Le gouvernement camerounais a engagé des poursuites judiciaires contre plus d’une centaine de sociétés minières opérant sur son territoire, dans une offensive sans précédent contre les manquements réglementaires qui gangrènent un secteur stratégique. Cette décision, rendue publique en juin 2026, marque un tournant dans la politique de Yaoundé vis-à-vis d’une industrie longtemps caractérisée par l’opacité, l’exploitation artisanale anarchique et l’évasion fiscale. Les autorités entendent reprendre la main sur une filière jugée déterminante pour la diversification économique du pays.
Une offensive judiciaire d’ampleur contre le secteur minier camerounais
L’action engagée par l’exécutif vise des entreprises soupçonnées d’avoir contrevenu au cadre légal régissant l’exploitation des ressources du sous-sol. Manquements aux obligations déclaratives, non-respect des cahiers des charges, défaut de paiement des redevances et exploitation hors des périmètres autorisés figurent parmi les griefs invoqués. La saisine de la justice intervient après plusieurs campagnes de contrôle menées sur le terrain par les services techniques du ministère des Mines, de l’Industrie et du Développement technologique.

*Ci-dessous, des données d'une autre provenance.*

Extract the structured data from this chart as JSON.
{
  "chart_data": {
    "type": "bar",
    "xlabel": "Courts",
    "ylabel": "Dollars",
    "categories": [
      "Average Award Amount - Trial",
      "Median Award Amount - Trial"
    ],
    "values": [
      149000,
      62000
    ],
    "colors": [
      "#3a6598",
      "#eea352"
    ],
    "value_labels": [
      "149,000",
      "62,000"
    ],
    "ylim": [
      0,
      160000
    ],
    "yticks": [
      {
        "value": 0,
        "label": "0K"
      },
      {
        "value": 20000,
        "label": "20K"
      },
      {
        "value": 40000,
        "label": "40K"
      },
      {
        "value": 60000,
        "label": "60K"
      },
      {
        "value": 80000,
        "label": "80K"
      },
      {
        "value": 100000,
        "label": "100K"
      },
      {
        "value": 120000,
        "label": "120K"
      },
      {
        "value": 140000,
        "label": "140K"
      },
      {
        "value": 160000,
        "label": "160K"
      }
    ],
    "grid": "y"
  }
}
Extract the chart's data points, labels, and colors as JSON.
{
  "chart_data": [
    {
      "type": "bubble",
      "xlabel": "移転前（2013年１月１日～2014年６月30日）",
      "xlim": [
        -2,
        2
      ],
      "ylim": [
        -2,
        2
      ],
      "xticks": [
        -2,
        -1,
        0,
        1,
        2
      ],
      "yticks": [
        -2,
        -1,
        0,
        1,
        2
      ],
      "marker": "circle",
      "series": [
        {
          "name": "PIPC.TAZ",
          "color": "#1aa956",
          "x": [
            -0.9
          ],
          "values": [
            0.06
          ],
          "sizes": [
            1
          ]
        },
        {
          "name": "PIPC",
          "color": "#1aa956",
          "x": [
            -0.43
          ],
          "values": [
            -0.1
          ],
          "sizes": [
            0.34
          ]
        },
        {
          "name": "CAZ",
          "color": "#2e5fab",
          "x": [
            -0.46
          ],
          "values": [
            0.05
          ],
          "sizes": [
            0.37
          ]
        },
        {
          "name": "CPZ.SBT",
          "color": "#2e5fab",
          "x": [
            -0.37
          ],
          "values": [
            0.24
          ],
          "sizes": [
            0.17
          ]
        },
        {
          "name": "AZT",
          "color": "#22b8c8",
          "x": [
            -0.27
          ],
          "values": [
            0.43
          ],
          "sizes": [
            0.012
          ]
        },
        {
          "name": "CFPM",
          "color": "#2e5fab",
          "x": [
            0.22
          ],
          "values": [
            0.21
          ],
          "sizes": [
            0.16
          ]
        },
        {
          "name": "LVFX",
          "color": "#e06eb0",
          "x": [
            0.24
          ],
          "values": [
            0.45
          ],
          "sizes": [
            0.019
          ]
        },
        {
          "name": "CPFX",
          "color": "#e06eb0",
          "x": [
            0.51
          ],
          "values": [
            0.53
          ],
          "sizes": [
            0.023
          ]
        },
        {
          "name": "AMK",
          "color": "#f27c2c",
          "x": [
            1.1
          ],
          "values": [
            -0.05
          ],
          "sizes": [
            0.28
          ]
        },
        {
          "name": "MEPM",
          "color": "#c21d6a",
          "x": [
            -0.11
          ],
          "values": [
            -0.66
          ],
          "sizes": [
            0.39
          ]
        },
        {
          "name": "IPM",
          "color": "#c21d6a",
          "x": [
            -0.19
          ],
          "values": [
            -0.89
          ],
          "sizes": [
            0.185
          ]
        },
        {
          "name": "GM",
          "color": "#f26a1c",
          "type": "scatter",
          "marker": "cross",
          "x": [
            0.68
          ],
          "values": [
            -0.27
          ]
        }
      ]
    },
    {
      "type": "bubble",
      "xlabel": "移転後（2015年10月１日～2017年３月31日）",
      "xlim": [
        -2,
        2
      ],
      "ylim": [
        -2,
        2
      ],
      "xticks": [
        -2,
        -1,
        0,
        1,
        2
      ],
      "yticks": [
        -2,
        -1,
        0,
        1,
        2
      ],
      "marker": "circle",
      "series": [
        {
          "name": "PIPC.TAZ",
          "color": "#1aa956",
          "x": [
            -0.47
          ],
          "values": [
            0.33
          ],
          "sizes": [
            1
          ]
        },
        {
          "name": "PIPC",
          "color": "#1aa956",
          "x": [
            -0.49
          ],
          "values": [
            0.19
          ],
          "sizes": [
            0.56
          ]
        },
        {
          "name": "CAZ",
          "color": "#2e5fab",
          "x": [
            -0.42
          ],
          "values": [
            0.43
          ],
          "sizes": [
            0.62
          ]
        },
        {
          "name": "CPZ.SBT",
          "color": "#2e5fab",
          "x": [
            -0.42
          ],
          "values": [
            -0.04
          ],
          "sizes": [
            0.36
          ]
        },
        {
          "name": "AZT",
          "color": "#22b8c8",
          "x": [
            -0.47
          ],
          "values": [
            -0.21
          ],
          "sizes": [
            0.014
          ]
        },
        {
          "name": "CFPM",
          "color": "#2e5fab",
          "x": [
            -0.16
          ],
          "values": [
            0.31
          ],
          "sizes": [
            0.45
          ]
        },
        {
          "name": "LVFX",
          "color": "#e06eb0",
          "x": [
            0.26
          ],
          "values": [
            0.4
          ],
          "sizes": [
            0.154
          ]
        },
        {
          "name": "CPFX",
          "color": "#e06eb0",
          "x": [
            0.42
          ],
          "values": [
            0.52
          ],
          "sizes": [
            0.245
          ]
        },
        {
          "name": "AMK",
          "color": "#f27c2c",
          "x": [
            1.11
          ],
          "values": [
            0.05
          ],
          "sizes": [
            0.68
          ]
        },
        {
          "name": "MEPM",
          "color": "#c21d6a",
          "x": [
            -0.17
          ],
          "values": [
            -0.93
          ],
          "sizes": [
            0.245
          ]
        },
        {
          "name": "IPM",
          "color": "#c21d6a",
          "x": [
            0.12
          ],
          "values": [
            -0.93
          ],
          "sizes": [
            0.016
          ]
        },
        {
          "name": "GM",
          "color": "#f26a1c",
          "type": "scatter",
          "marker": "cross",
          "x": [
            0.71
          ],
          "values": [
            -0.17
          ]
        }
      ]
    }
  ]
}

Le Cameroun dispose d’un sous-sol riche en or, fer, bauxite, cobalt, nickel, diamant et rutile, mais peine à transformer ce potentiel en levier macroéconomique tangible. La contribution du secteur extractif au produit intérieur brut demeure marginale, autour de 1 %, en décalage avec les volumes effectivement extraits et exportés. Une part substantielle de la production échappe aux circuits officiels, notamment dans les zones aurifères de l’Est et de l’Adamaoua, où prospèrent des opérateurs semi-industriels souvent adossés à des capitaux étrangers.
Sociétés chinoises, gouvernance et souveraineté minière
Plusieurs des entreprises visées par les poursuites sont des sociétés à capitaux asiatiques, principalement chinois, qui se sont implantées dans le pays sous le régime de l’exploitation semi-mécanisée. Leur présence, vivement contestée par les organisations de la société civile et par les autorités traditionnelles des bassins miniers, a été régulièrement associée à des dégâts environnementaux lourds, à des accidents mortels sur les sites et à des conflits avec les communautés riveraines. Plusieurs rapports parlementaires avaient déjà alerté sur l’ampleur des dérives.
L’offensive judiciaire s’inscrit dans une dynamique régionale de reprise en main des ressources extractives. De Bamako à Niamey, en passant par Ouagadougou, plusieurs États d’Afrique francophone ont engagé des révisions de codes miniers, suspendu des permis ou rouvert d’anciens contrats jugés déséquilibrés. Le Cameroun, plus discret jusqu’ici sur ce front, semble vouloir s’aligner sur cette tendance en privilégiant la voie contentieuse plutôt qu’une renégociation politique frontale.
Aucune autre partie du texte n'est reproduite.